Standard II — Integrity of Capital Markets Module 1 · 15-20% Weight Lesson 075

📖 GIPS 准则 — 案例分析

L075 - GIPS Standards — Case Studies

CFA Level 1 备考 · 以题带学 · 每日一课

📖 正文

本课通过三个典型 GIPS 案例,帮助考生掌握 GIPS 在实践中的应用和易错点。

案例一:选择性合规声明

某资产管理公司管理股票策略和债券策略各一只。公司在宣传材料中声称"本公司股票策略符合 GIPS 标准"。GIPS 合规检查发现:公司仅对股票策略的组合群进行了 GIPS 合规处理,债券策略的组合未纳入任何 GIPS 合规流程。

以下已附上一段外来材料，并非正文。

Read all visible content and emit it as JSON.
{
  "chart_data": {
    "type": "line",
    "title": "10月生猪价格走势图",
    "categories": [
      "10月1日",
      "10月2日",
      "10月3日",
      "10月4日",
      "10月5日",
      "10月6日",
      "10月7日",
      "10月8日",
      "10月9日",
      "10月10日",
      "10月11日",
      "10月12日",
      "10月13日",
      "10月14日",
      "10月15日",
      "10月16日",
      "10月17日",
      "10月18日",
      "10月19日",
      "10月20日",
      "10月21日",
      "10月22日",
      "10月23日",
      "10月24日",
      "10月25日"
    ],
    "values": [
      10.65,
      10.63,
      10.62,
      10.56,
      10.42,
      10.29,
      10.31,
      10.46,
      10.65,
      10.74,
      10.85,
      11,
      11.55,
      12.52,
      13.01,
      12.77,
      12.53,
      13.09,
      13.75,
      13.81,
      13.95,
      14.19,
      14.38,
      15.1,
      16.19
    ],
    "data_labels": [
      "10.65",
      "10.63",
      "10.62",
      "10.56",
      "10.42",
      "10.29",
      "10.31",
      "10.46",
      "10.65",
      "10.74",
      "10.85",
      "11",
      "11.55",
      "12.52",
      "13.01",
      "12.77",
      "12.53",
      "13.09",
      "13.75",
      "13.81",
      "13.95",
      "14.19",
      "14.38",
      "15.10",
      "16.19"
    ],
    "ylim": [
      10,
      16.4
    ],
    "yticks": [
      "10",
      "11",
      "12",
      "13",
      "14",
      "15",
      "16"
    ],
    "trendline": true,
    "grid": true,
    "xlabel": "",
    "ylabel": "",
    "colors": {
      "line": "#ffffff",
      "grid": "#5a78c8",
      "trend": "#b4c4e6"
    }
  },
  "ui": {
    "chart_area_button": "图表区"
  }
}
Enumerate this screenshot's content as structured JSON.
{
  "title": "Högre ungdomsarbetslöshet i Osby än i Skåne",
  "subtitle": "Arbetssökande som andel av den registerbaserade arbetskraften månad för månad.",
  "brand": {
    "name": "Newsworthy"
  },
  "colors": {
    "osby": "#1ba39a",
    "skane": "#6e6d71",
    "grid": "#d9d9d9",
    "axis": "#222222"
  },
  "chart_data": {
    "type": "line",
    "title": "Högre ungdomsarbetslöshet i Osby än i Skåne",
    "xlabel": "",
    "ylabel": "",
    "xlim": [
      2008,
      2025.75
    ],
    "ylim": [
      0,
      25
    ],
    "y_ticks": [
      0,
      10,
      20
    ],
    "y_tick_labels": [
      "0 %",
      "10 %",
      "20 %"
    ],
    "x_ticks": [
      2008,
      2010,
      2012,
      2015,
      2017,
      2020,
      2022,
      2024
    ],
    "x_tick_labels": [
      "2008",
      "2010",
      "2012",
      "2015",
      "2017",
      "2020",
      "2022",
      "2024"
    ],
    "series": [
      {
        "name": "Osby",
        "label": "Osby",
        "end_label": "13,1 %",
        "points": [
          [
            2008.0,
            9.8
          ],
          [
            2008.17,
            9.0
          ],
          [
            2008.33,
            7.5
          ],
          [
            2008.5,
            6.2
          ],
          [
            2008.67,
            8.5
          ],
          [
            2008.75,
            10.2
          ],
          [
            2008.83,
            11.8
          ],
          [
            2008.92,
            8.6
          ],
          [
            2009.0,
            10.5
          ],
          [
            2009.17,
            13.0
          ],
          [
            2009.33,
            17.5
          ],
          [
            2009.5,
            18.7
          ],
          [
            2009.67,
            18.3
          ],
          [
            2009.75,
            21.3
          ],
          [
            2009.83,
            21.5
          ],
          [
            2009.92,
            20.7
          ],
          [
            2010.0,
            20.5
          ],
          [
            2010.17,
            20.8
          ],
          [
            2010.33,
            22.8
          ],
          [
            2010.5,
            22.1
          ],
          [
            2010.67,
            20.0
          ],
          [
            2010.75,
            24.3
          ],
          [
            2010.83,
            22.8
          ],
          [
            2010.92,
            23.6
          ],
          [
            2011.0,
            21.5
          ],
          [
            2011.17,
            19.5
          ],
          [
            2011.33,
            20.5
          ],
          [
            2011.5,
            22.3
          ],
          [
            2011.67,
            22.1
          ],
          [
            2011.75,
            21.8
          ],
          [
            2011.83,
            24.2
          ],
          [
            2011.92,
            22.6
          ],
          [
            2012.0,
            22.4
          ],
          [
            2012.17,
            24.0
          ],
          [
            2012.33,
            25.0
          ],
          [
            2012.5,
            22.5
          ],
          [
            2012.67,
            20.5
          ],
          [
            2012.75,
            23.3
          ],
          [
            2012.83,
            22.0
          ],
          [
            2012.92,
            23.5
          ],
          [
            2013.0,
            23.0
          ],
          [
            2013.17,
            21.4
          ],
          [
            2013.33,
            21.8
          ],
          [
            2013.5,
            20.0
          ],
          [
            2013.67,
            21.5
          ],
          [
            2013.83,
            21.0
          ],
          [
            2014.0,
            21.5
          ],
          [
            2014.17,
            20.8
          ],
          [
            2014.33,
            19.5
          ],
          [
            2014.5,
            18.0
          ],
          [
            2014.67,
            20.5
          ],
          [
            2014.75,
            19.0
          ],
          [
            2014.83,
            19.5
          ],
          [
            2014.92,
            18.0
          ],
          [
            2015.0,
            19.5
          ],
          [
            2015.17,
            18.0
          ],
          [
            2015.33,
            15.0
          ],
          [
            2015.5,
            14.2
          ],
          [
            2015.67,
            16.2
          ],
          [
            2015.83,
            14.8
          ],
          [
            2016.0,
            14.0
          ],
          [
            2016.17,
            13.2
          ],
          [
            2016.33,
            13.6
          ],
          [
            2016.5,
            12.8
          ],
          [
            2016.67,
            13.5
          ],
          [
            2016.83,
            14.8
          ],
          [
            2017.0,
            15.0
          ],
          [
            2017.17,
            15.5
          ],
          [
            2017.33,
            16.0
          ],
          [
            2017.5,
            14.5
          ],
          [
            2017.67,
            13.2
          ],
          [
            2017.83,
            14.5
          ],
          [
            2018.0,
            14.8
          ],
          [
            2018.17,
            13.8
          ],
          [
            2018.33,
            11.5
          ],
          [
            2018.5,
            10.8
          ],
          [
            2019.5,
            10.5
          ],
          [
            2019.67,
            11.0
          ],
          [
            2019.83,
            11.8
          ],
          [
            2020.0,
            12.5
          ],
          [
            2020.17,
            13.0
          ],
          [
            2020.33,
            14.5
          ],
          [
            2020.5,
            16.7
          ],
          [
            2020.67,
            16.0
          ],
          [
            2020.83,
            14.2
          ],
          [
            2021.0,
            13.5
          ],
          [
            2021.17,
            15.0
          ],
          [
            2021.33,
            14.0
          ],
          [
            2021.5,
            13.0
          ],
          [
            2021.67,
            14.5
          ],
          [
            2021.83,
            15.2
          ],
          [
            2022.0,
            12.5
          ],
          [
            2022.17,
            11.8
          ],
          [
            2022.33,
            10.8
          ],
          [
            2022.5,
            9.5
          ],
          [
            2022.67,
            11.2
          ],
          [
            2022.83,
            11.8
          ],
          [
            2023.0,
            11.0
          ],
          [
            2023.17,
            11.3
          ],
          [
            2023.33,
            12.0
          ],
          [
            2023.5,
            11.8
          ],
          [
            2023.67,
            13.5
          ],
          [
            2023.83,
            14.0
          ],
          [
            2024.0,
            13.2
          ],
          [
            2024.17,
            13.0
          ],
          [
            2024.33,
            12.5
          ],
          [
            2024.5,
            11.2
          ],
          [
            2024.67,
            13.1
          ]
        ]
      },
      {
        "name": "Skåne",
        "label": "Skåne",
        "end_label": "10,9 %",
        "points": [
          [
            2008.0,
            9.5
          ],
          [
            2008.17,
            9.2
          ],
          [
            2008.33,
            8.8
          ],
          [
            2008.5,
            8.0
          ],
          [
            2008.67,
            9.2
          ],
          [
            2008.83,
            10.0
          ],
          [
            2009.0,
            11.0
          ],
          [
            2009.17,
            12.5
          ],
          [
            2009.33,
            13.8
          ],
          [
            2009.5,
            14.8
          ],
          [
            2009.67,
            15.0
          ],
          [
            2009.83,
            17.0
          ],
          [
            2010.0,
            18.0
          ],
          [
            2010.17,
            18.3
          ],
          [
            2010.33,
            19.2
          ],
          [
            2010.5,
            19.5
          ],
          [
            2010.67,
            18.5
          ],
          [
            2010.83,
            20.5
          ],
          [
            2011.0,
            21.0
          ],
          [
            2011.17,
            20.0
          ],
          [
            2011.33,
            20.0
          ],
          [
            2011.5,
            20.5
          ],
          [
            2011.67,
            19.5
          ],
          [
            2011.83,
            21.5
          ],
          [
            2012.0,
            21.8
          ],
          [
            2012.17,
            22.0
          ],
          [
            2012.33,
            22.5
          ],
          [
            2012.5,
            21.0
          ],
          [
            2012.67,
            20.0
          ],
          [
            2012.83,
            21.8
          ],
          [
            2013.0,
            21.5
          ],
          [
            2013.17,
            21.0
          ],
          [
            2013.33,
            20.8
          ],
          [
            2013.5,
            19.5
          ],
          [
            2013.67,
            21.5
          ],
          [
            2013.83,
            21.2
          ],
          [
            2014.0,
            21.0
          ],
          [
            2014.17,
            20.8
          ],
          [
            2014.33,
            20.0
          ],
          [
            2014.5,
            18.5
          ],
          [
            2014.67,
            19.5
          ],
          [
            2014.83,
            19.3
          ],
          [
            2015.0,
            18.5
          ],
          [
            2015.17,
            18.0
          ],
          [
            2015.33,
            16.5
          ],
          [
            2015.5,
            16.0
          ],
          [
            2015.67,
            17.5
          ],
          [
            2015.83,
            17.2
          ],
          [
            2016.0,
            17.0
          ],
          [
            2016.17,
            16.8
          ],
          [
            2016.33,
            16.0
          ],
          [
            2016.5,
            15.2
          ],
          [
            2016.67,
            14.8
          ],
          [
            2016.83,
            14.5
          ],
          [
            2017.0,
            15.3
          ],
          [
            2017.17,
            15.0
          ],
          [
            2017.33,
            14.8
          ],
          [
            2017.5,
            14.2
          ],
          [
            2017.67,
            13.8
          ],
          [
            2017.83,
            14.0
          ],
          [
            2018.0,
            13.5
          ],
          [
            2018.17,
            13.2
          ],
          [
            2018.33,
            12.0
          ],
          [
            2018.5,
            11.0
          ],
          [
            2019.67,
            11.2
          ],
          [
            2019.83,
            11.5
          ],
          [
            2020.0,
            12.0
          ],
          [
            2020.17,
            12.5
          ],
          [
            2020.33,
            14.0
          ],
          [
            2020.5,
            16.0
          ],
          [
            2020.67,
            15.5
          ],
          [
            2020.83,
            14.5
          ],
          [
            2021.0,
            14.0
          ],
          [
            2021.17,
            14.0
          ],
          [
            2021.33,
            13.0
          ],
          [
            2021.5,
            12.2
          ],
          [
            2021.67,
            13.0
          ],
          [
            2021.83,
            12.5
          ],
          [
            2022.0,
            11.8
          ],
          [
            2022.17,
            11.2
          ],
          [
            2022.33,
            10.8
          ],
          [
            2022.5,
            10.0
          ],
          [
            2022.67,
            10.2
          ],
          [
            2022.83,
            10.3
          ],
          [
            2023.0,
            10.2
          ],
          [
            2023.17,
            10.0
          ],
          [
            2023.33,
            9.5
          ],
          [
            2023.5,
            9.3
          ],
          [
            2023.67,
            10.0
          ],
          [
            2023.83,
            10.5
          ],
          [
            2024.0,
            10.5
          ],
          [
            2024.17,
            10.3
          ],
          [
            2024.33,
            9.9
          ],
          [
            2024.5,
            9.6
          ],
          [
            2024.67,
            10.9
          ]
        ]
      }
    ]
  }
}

分析:这违反了 GIPS 的 firm-wide compliance 原则。GIPS 合规是整个公司的声明,不能仅对部分资产类别或策略声称合规。公司必须在所有实际管理的组合群上实施 GIPS 合规,或者根本不能声称任何 GIPS 合规。

案例二:组合群的选择偏差

某公司管理的全球股票策略中有 10 只付费自主管理组合。公司仅将过去三年中表现最好的 6 只组合纳入展示用的组合群,而将 4 只表现较差(其中 1 只已清算)的组合排除在外。

分析:这严重违反 GIPS 的组合群构建原则。组合群必须包含该策略下所有实际付费的自主管理组合。选择性排除表现差的组合(selection bias)和已清算组合(survivorship bias)是 GIPS 要消除的核心问题。已终止的组合必须纳入其存续期间的历史记录。

案例三:收益计算中的错误调整

某公司计算 TWR 时,对一个季度内收到的大额客户追加资金(金额占组合 40%)未进行分段计算,而是简单地将该季度视为单一期间。这导致该季度收益被人为"平滑",未能真实反映管理能力。

分析:GIPS 要求对重大外部现金流(通常定义为超过组合价值一定百分比的流入/流出)发生时进行组合重新估值和分段收益计算。忽略这一要求会扭曲 TWR 的真实性,导致业绩失真。

🔑 关键定义

  • 幸存者偏差(Survivorship Bias):仅展示存活下来的组合业绩而忽略已清算组合,导致业绩被高估(Survivorship Bias)
  • 选择偏差(Selection Bias):仅展示表现好的组合而排除表现差的组合,人为美化整体业绩(Selection Bias)
  • 重大现金流调整(Large Cash Flow Adjustment):当外部现金流超过一定阈值时(如组合价值的 10%),须进行分段估值和收益计算(Large Cash Flow Adjustment)

📝 今日练习

Q1. 某公司在 2020 年清算了一只表现不佳的全球股票组合。在为 2024 年潜在客户展示 2019-2023 年业绩时,该公司未纳入该已清算组合的任何数据。根据 GIPS:

A) 合规,因为该组合已不再管理 B) 不合规,已终止组合的历史业绩必须保留在组合群中 C) 合规,只要公司披露了该组合已清算的事实


Q2. 一位潜在客户要求查看某 GIPS 合规公司的全球股票策略业绩。合规的做法是向其展示:

A) 该策略下表现最好的 3 个组合的业绩 B) 该策略组合群的合规业绩展示 C) 该策略所有组合的加权平均收益率


Q3. 某公司将"公司"定义为 "XYZ Capital Management 旗下的全球资产管理部门",但该部门实际上与母公司的其他投资团队共享研究资源和交易平台。这种定义可能的问题在于:

A) 完全合规,业务部门可以独立定义 B) 可能不合规,公司定义应与业务运营的法律和功能边界一致 C) 合规,只要该定义在披露文件中被说明


查看答案 **Q1: B** — 解析:GIPS 要求已终止组合在其存续期间的历史业绩必须保留在组合群的历史记录中。将已清算组合完全删除是 survivorship bias 的典型表现,会人为提高组合群的展示业绩。正确做法是保留其历史数据。 **Q2: B** — 解析:GIPS 要求展示组合群的整体合规业绩,而非个别组合。这正是 GIPS 的核心价值——通过组合群聚合所有组合的业绩,防止选择性展示。 **Q3: B** — 解析:GIPS 的"公司"定义必须反映实际的业务和法律实体边界。当声称合规的部门与其他团队共享关键资源(如研究、交易),却将其他团队排除在合规范围外时,这种定义可能被视为人为缩小范围以美化业绩。公司定义必须合理且有实质基础。

📌 复习要点

  • 已终止组合的历史业绩必须保留在组合群记录中
  • 组合群业绩展示(非个别组合)是 GIPS 的核心机制
  • "公司"定义必须真实反映业务实体边界,不能人为缩小
  • 重大现金流必须触发重新估值和分段收益计算

CFA Level 1 Exam Prep · Question-Driven Learning · Daily Lesson

📖 Reading

This lesson uses three typical GIPS case studies to help candidates master GIPS application and common pitfalls.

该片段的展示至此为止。